From Doo-Wop to Funkadelic: The Transformation (1956–1970)
George Clinton formed the Parliaments in 1956 in the back of a Plainfield, New Jersey barbershop where he worked. The group — a rotating cast of neighborhood friends — sang doo-wop harmonies in the tradition of Frankie Lymon and the Teenagers, the Platters, and the Moonglows. They were teenagers trying to get girls and make bus fare. They were not thinking about Black liberation. Not yet.

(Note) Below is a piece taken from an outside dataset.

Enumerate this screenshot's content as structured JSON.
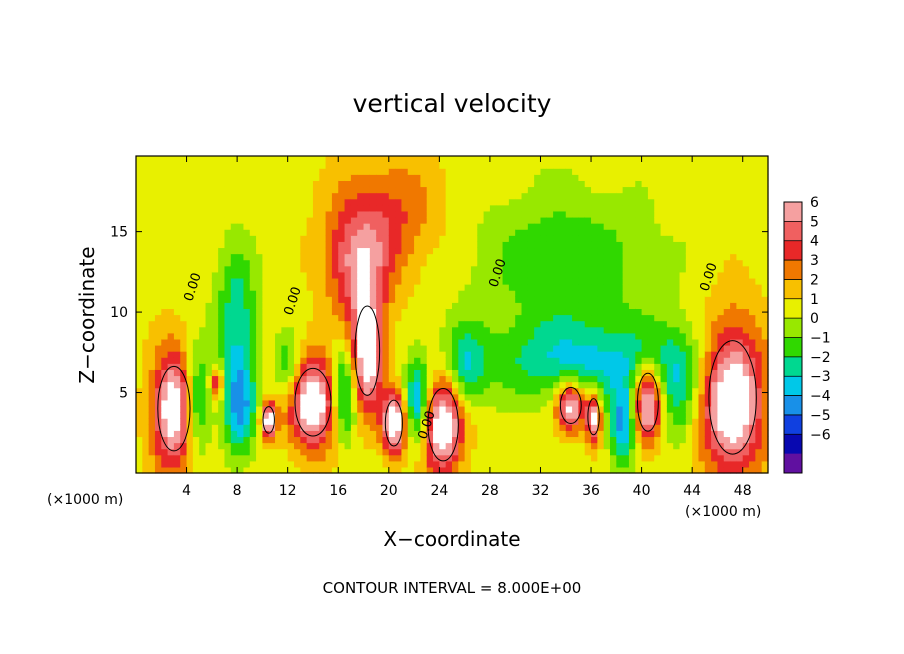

The Parliaments spent nearly a decade trying to get a record deal, recording demos and getting rejected. Clinton worked in the barbershop and wrote songs on the side. When the Motown era arrived in the early 1960s, he attempted to pitch his group as a Motown act. They were too raw, too unpolished, too weird. In 1967, they finally charted with "(I Wanna) Testify" on Revilot Records. Then Revilot went bankrupt, and the label retained the rights to the name "Parliaments." Clinton couldn't use his own group's name.
His response was to pivot entirely. He formed Funkadelic — same musicians, different name, completely different sound. The late 1960s counterculture had given him new material to work with: psychedelic rock, free jazz, the emerging Black Power movement. He added a rock guitar sound directly influenced by Jimi Hendrix, kept James Brown's rhythmic foundation, and began weaving in Black consciousness themes. Funkadelic's early albums — raw, strange, explicitly about Black identity and drug-altered states — were unlike anything else in American music.
By 1974, he had recovered the Parliaments name, renamed the group Parliament, and was now operating two simultaneous bands — Parliament (more pop-structured, the commercial vehicle) and Funkadelic (more psychedelic, the experimental vehicle) — with largely the same musicians. The P-Funk universe had its infrastructure.